Seize heures.
Régis fait son boulot consciencieusement car il n’aime pas le travail bâclé, mais son esprit est ailleurs.
Dans deux heures il va grimper dans l’un des day-cruisers amarrés à l’embarcadère pour quitter définitivement la clinique. Il tripote la clef magnétique dans la poche de son jean. Ridicule. Il a un sésame unique et ne peut l’utiliser.
En attendant, il doit nettoyer sept cabines de douche, équipées chacune de deux jets avec séparation amovible pour les couples.
Il se prépare à entrer dans la troisième lorsque la porte s’ouvre.
Un vieil homme vêtu d’un peignoir de bain blanc en sort en claudiquant. Régis reconnaît aussitôt Mister Monk.

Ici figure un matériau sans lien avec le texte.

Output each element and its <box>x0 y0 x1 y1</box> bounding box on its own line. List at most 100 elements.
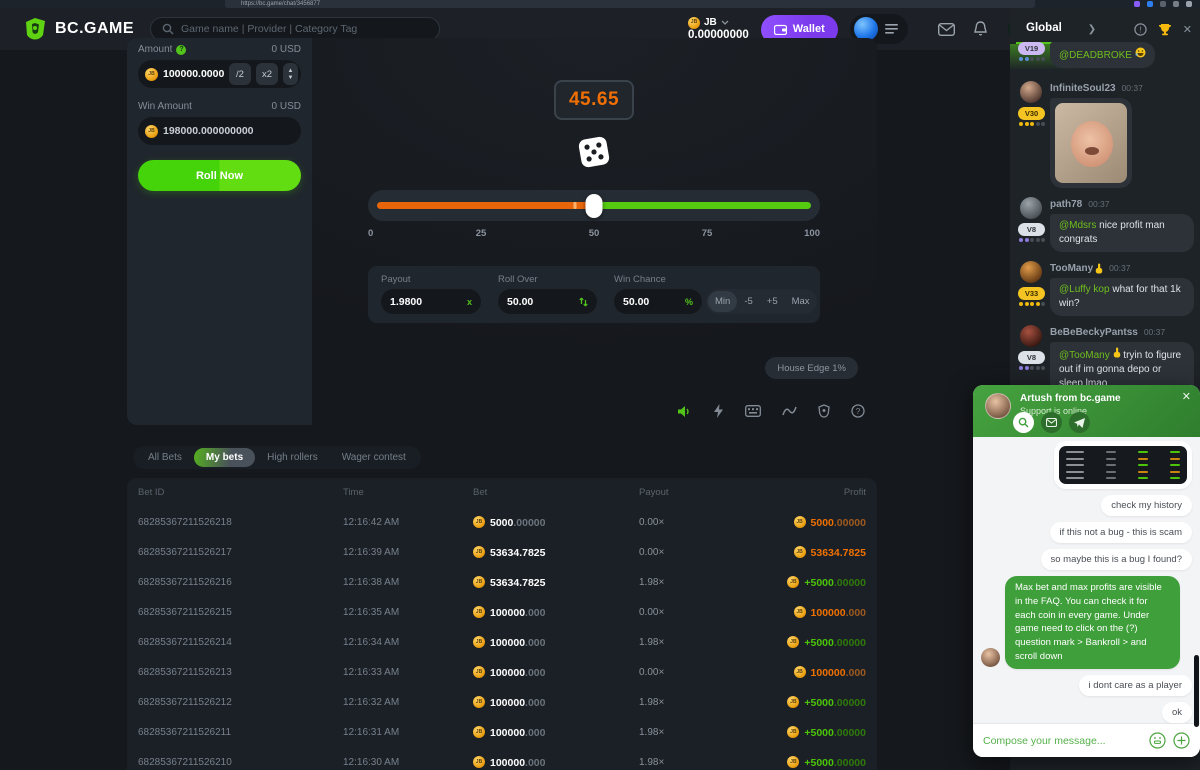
table-row[interactable]: 6828536721152621312:16:33 AMJB100000.000… <box>138 657 866 687</box>
turbo-icon[interactable] <box>713 404 724 418</box>
chat-bubble[interactable]: @Mdsrs nice profit man congrats <box>1050 214 1194 252</box>
amount-input[interactable]: JB 100000.00000000 /2 x2 ▲▼ <box>138 60 301 88</box>
message-header: TooMany00:37 <box>1050 261 1196 275</box>
roll-slider[interactable] <box>368 190 820 221</box>
browser-bar: https://bc.game/chat/3456877 <box>0 0 1200 8</box>
sound-icon[interactable] <box>677 405 692 418</box>
tab-high-rollers[interactable]: High rollers <box>255 448 330 467</box>
support-close-icon[interactable]: ✕ <box>1182 390 1191 403</box>
extension-icon[interactable] <box>1160 1 1166 7</box>
amount-value[interactable]: 100000.00000000 <box>163 68 224 80</box>
chat-rules-icon[interactable]: ! <box>1134 23 1147 36</box>
half-bet-button[interactable]: /2 <box>229 63 251 85</box>
chat-bubble[interactable]: @Luffy kop what for that 1k win? <box>1050 278 1194 316</box>
bet-time: 12:16:32 AM <box>343 697 473 708</box>
tab-all-bets[interactable]: All Bets <box>136 448 194 467</box>
table-row[interactable]: 6828536721152621112:16:31 AMJB100000.000… <box>138 717 866 747</box>
jb-coin-icon: JB <box>787 726 799 738</box>
browser-url: https://bc.game/chat/3456877 <box>241 1 320 7</box>
table-row[interactable]: 6828536721152621612:16:38 AMJB53634.7825… <box>138 567 866 597</box>
roll-over-input[interactable]: 50.00 <box>498 289 597 314</box>
emoji-icon[interactable] <box>1149 732 1166 749</box>
payout-input[interactable]: 1.9800 x <box>381 289 481 314</box>
bet-id[interactable]: 68285367211526210 <box>138 757 343 768</box>
user-avatar[interactable] <box>1020 81 1042 103</box>
help-icon[interactable]: ? <box>851 404 865 418</box>
tab-my-bets[interactable]: My bets <box>194 448 255 467</box>
bet-id[interactable]: 68285367211526217 <box>138 547 343 558</box>
extension-icon[interactable] <box>1173 1 1179 7</box>
bet-id[interactable]: 68285367211526211 <box>138 727 343 738</box>
support-telegram-icon[interactable] <box>1069 412 1090 433</box>
support-search-icon[interactable] <box>1013 412 1034 433</box>
attach-plus-icon[interactable] <box>1173 732 1190 749</box>
bc-logo[interactable]: BC.GAME <box>22 16 134 42</box>
support-message-input[interactable] <box>983 735 1142 747</box>
tab-wager-contest[interactable]: Wager contest <box>330 448 418 467</box>
hotkeys-icon[interactable] <box>745 405 761 417</box>
bet-id[interactable]: 68285367211526212 <box>138 697 343 708</box>
chat-tab-global[interactable]: Global <box>1026 22 1062 36</box>
chat-image-baby-crying[interactable] <box>1055 103 1127 183</box>
user-avatar[interactable] <box>1020 261 1042 283</box>
chat-close-icon[interactable]: ✕ <box>1183 23 1192 36</box>
bet-time: 12:16:31 AM <box>343 727 473 738</box>
chance-button-plus5[interactable]: +5 <box>760 291 785 312</box>
extension-icon[interactable] <box>1186 1 1192 7</box>
username[interactable]: TooMany <box>1050 263 1103 274</box>
table-row[interactable]: 6828536721152621012:16:30 AMJB100000.000… <box>138 747 866 770</box>
swap-icon[interactable] <box>579 297 588 307</box>
notifications-bell-icon[interactable] <box>973 21 988 37</box>
double-bet-button[interactable]: x2 <box>256 63 278 85</box>
messages-icon[interactable] <box>938 23 955 36</box>
amount-stepper[interactable]: ▲▼ <box>283 63 298 85</box>
user-mention[interactable]: @DEADBROKE <box>1059 50 1132 61</box>
chat-next-chevron-icon[interactable]: ❯ <box>1088 24 1096 35</box>
username[interactable]: path78 <box>1050 199 1082 210</box>
chat-bubble[interactable]: @DEADBROKE <box>1050 42 1155 68</box>
slider-handle[interactable] <box>586 194 603 218</box>
chat-bubble[interactable] <box>1050 98 1132 188</box>
chance-button-min[interactable]: Min <box>708 291 737 312</box>
table-row[interactable]: 6828536721152621712:16:39 AMJB53634.7825… <box>138 537 866 567</box>
browser-extension-icons[interactable] <box>1134 1 1192 7</box>
chance-button-minus5[interactable]: -5 <box>737 291 759 312</box>
support-email-icon[interactable] <box>1041 412 1062 433</box>
support-image-bubble[interactable] <box>1054 441 1192 489</box>
table-row[interactable]: 6828536721152621212:16:32 AMJB100000.000… <box>138 687 866 717</box>
bet-id[interactable]: 68285367211526216 <box>138 577 343 588</box>
user-mention[interactable]: @Mdsrs <box>1059 220 1096 231</box>
medal-dots <box>1019 366 1045 370</box>
bet-profit: JB+5000.00000 <box>787 753 866 770</box>
user-avatar[interactable] <box>1020 197 1042 219</box>
user-avatar[interactable] <box>1020 325 1042 347</box>
column-header: Bet ID <box>138 487 343 498</box>
chance-button-max[interactable]: Max <box>785 291 817 312</box>
trends-icon[interactable] <box>782 405 797 417</box>
user-mention[interactable]: @Luffy kop <box>1059 284 1110 295</box>
table-row[interactable]: 6828536721152621512:16:35 AMJB100000.000… <box>138 597 866 627</box>
trophy-icon[interactable] <box>1158 23 1172 36</box>
amount-info-icon[interactable]: ? <box>176 45 186 55</box>
extension-icon[interactable] <box>1134 1 1140 7</box>
bet-profit: JB+5000.00000 <box>787 723 866 741</box>
roll-over-value: 50.00 <box>507 296 533 308</box>
menu-icon[interactable] <box>885 24 898 34</box>
fairness-shield-icon[interactable] <box>818 404 830 418</box>
table-row[interactable]: 6828536721152621412:16:34 AMJB100000.000… <box>138 627 866 657</box>
browser-url-field[interactable]: https://bc.game/chat/3456877 <box>225 0 1035 8</box>
table-row[interactable]: 6828536721152621812:16:42 AMJB5000.00000… <box>138 507 866 537</box>
bet-id[interactable]: 68285367211526215 <box>138 607 343 618</box>
username[interactable]: BeBeBeckyPantss <box>1050 327 1138 338</box>
bet-id[interactable]: 68285367211526213 <box>138 667 343 678</box>
win-chance-input[interactable]: 50.00 % <box>614 289 702 314</box>
support-scrollbar[interactable] <box>1194 655 1199 727</box>
user-mention[interactable]: @TooMany <box>1059 350 1110 361</box>
extension-icon[interactable] <box>1147 1 1153 7</box>
bet-amount: JB100000.000 <box>473 723 639 741</box>
username[interactable]: InfiniteSoul23 <box>1050 83 1116 94</box>
bet-id[interactable]: 68285367211526214 <box>138 637 343 648</box>
bet-id[interactable]: 68285367211526218 <box>138 517 343 528</box>
win-amount-input[interactable]: JB 198000.000000000 <box>138 117 301 145</box>
roll-now-button[interactable]: Roll Now <box>138 160 301 191</box>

— Tiens, le jeune Lynaster. Ça tombe bien, je vous cherchais.
— Dans une cabine de douche ?
— Il faut bien sortir de quelque part.
— Exact. Je peux vous poser une question ?
— Bien sûr.
— Vous êtes qui ?
— Mister Monk.
— Je n’ai pas oublié votre nom. Mais vous êtes du côté des soignants ou des soignés ?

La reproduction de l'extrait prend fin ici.